Migration Validation

Check Command Expected
Broker migration state kafka-metadata.sh ... --command brokers All in KRAFT mode
Controller quorum kafka-metadata-quorum.sh describe Leader elected, voters healthy
Topic metadata kafka-topics.sh --describe All topics visible
Consumer groups kafka-consumer-groups.sh --list All groups visible

Migration is One-Way

Once migration is finalized, rollback to ZooKeeper mode is not supported. Ensure thorough testing in non-production environments before production migration.
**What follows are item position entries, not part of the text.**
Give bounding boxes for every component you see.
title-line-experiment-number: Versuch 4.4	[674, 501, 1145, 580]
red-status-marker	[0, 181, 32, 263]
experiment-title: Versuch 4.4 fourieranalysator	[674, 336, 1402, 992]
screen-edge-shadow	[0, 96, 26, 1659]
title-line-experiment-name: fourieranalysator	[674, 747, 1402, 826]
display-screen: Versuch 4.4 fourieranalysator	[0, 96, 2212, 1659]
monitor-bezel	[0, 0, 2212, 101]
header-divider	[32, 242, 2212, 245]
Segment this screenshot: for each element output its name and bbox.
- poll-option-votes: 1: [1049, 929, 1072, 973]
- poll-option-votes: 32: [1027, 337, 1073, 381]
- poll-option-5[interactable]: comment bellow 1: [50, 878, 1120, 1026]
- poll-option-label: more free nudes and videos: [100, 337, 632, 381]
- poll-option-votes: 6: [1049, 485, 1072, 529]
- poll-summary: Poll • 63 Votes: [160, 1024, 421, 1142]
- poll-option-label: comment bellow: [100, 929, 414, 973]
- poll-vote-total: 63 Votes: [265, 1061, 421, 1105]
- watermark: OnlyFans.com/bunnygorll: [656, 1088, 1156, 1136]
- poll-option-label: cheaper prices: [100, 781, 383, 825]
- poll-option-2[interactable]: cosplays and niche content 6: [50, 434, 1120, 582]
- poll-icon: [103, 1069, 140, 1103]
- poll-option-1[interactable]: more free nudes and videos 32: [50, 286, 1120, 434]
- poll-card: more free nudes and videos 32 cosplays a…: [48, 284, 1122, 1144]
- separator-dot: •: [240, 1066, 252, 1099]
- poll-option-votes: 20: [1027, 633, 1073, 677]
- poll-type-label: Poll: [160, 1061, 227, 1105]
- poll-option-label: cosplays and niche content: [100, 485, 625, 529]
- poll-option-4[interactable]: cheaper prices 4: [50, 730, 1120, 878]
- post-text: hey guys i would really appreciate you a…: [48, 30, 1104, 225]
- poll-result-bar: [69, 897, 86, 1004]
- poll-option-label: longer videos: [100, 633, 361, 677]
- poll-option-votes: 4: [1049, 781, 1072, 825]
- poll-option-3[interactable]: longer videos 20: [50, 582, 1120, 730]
KRaft Configuration Reference

Controller Settings

Configuration Default Description
process.roles - Must include controller
node.id - Unique controller identifier
controller.quorum.voters - Voter list: id@host:port,...
controller.listener.names - Controller listener name

Metadata Settings

Configuration Default Description
metadata.log.dir log.dirs Metadata log directory
metadata.log.segment.bytes 1073741824 Segment size
metadata.log.max.record.bytes.between.snapshots 20971520 Bytes before snapshot
metadata.max.retention.bytes 104857600 Max metadata log size

Quorum Settings

Configuration Default Description
controller.quorum.election.timeout.ms 1000 Election timeout
controller.quorum.fetch.timeout.ms 2000 Fetch timeout
controller.quorum.election.backoff.max.ms 1000 Max election backoff
controller.quorum.retry.backoff.ms 20 Retry backoff

Monitoring KRaft

Key Metrics

Metric Description Alert Threshold
kafka.controller:type=KafkaController,name=ActiveControllerCount Active controllers ≠ 1
kafka.controller:type=QuorumController,name=LastAppliedRecordOffset Applied metadata offset Lag
kafka.controller:type=QuorumController,name=LastAppliedRecordTimestamp Last apply time Stale
kafka.controller:type=QuorumController,name=MetadataErrorCount Metadata errors > 0
kafka.raft:type=RaftManager,name=CurrentLeader Current leader ID Changes
kafka.raft:type=RaftManager,name=HighWatermark Committed offset Lag

Health Checks

# Check controller is active
kafka-metadata-quorum.sh --bootstrap-controller controller1:9093 describe --status

# Verify all voters are online
kafka-metadata-quorum.sh --bootstrap-controller controller1:9093 describe --replication

# Check metadata lag across brokers
kafka-metadata.sh --snapshot /var/kafka-logs/__cluster_metadata-0/*.log \
  --command "broker-state"

Version Compatibility

Feature Kafka Version
KRaft preview 2.8.0
KRaft production-ready 3.3.0
ZooKeeper migration 3.4.0
Migration finalization 3.5.0
ZooKeeper removal 4.0 (planned)